First I have carefully measured and planned out my tubes on my work surface, and calculated the necessary cut angles involved.  I set the band saw as close as possible to the desired angle and cut the paint stick.



After cutting the paint stick, I can carefully lay it over the plan for the tube end being cut next, and make any adjustments necessary.  If there is a mating tube that has already been cut, I will hold their mating surfaces together and see just how close the angle naturally sits to the plan.  I only proceed once this looks to be almost perfect.


At this point, if I'm not just copying existing tubes, I should also have markings on the tube to indicate the length of either the long or short side of the angled cut, illustrated by the slightly difficult to see vertical line on the tube in the photo above.  Then all you have to do is line the appropriate corner of the paint stick up with the correct edge of the measured line, and then copy the angled edge of the paint stick on to the tube with a Sharpie.  With this line in place, and the bandsaw angle set, the tube can be cut.  Thu far this method has allowed me to cut nearly every tube to the exact desired length and angle on the first try, with no grinding required.

I'm sure that there are other ways of accomplishing the same end result, and this probably isn't even the easiest, but it has worked for me.  It also doesn't work quite as easy once we leave the 2D world and enter the 3D world, but it has already more than paid for itself in saved time, reduced effort, and improved quality.

Sunday, September 22, 2013

Eating an elephant...One tube at a time.

As is typically the case, the first side took the longest to get the angles and lengths all spot on for fitment.
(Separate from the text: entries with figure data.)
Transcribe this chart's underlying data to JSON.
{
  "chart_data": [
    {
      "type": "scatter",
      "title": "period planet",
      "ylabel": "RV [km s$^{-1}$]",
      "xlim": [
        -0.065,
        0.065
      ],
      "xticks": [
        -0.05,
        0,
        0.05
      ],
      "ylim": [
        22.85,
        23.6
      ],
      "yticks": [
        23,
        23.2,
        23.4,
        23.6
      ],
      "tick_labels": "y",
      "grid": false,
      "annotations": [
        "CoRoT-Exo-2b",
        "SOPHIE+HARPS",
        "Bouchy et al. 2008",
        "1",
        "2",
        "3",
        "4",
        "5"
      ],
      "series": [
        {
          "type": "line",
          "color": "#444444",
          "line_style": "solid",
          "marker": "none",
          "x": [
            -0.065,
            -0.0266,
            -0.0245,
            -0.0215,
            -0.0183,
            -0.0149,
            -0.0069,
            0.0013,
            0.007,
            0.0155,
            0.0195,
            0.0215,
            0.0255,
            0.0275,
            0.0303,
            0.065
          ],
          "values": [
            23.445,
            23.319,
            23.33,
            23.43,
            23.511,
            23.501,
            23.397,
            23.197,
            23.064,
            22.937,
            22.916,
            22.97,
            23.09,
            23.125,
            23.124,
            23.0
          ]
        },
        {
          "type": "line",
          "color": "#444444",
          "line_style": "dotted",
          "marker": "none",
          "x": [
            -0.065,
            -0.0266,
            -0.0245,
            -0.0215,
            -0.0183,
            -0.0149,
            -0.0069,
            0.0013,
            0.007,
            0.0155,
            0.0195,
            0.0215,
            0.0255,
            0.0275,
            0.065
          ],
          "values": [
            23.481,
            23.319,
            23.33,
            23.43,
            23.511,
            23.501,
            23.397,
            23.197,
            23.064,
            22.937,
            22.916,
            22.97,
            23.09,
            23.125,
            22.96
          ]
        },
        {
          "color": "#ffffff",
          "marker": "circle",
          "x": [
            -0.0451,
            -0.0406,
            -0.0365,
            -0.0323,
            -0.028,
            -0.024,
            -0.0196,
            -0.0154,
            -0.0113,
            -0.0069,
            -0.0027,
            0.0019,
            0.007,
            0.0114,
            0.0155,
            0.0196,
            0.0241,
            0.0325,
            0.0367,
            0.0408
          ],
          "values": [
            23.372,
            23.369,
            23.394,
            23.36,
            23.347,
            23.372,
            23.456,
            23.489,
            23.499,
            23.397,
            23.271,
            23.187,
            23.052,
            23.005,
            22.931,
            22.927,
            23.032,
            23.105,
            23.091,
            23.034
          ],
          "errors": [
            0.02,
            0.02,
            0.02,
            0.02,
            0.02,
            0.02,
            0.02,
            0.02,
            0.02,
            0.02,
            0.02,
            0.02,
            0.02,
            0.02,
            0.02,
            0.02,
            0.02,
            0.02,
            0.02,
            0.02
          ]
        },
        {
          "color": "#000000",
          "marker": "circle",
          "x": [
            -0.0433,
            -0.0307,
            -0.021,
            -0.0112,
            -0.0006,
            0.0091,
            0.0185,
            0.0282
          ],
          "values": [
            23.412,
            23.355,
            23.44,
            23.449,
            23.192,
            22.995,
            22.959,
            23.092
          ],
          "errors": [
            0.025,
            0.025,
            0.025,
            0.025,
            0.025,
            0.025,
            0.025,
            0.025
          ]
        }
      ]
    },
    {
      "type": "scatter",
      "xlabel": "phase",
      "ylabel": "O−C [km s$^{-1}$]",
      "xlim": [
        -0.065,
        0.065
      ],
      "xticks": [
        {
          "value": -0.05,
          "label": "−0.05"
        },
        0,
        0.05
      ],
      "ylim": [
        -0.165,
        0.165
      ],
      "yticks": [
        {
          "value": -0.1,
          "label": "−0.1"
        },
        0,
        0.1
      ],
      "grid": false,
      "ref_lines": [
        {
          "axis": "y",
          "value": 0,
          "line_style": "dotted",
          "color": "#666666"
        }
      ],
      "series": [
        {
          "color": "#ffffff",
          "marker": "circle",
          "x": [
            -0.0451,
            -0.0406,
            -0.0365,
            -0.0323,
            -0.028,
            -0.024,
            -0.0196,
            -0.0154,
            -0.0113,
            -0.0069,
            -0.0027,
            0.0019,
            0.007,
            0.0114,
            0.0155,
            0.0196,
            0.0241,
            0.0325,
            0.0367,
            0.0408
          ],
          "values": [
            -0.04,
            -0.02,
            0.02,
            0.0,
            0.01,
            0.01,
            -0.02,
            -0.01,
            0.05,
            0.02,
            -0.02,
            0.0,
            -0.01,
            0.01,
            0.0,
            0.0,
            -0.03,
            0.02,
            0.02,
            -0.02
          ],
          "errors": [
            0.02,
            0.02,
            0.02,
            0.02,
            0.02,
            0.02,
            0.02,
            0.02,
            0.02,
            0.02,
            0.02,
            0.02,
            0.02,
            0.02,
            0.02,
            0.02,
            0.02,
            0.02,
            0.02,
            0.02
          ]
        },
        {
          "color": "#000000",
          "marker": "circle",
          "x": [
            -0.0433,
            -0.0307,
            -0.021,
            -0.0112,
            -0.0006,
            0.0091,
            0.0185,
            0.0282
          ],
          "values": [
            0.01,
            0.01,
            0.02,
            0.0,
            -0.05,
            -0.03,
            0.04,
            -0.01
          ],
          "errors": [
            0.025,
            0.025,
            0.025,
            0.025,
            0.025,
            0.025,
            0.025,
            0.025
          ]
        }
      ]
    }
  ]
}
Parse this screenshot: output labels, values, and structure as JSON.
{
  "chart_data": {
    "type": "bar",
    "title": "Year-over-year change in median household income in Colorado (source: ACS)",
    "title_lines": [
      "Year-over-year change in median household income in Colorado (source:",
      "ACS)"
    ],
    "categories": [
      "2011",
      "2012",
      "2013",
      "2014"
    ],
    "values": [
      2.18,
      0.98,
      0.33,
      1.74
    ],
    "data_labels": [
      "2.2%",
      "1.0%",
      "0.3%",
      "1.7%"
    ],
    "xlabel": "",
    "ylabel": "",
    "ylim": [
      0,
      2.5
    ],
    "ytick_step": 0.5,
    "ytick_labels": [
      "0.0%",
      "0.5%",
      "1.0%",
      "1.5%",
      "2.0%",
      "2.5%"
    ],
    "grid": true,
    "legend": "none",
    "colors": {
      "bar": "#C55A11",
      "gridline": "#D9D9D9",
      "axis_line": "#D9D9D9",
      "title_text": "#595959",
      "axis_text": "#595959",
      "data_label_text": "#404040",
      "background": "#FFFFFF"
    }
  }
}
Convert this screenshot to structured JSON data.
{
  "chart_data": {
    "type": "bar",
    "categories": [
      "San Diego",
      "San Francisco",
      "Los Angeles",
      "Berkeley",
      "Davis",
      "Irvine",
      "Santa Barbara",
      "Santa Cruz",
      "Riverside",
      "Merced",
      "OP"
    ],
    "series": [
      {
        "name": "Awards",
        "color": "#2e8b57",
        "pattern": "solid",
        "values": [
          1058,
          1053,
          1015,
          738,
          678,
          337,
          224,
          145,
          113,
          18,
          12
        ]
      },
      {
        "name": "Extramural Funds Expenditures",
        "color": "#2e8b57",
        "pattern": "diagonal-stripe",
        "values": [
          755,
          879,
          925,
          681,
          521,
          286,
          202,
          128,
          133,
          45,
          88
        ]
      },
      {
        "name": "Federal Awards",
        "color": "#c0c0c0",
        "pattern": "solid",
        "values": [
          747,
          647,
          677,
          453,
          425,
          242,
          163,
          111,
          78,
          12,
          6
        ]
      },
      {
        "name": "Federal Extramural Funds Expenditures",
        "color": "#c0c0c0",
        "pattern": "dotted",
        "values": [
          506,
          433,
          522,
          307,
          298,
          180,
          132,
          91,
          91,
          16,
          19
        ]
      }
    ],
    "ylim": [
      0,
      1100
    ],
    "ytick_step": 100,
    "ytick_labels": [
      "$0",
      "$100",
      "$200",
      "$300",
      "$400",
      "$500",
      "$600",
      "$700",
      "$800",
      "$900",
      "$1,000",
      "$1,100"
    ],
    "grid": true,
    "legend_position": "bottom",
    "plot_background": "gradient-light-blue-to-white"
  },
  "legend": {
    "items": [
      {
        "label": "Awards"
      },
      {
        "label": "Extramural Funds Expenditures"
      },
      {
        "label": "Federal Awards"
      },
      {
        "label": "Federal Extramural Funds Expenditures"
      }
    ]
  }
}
With having gotten the hang of getting the angle right on the steel, and using mostly the same shapes again, cutting the tubes for the second side went much more quickly...Of course, having fewer tubes didn't hurt either.



I will be duplicating both of these again for the other half of the cockpit...In other words I'm going to be smart (i.e. lazy) and transfer the patterns over via the magic of Sharpie.  

Some people may notice the lack of 'proper' triangulation.  This was done intentionally, as I have decided to sacrifice the more ideal loading for two reasons.  First is the ability to fully tack all of the tubes in place before final welding any of the seams together.  I can't say for certain if this will be useful in helping prevent weld distortion or anything like that, but it's all part of the experiment.  The other reason is that it provides better welding access for my MIG nozzle to all seams.  Any tube intersection that would have been less than 45 degrees, now has a 0.5" gap and a greater than 90 degree angle.  To compensate for any loss in strength or rigidity, there will be 3-sided gussets made from sections of tube with one side sliced off that will be welded into each of these nodes...Which you'll be seeing more of later.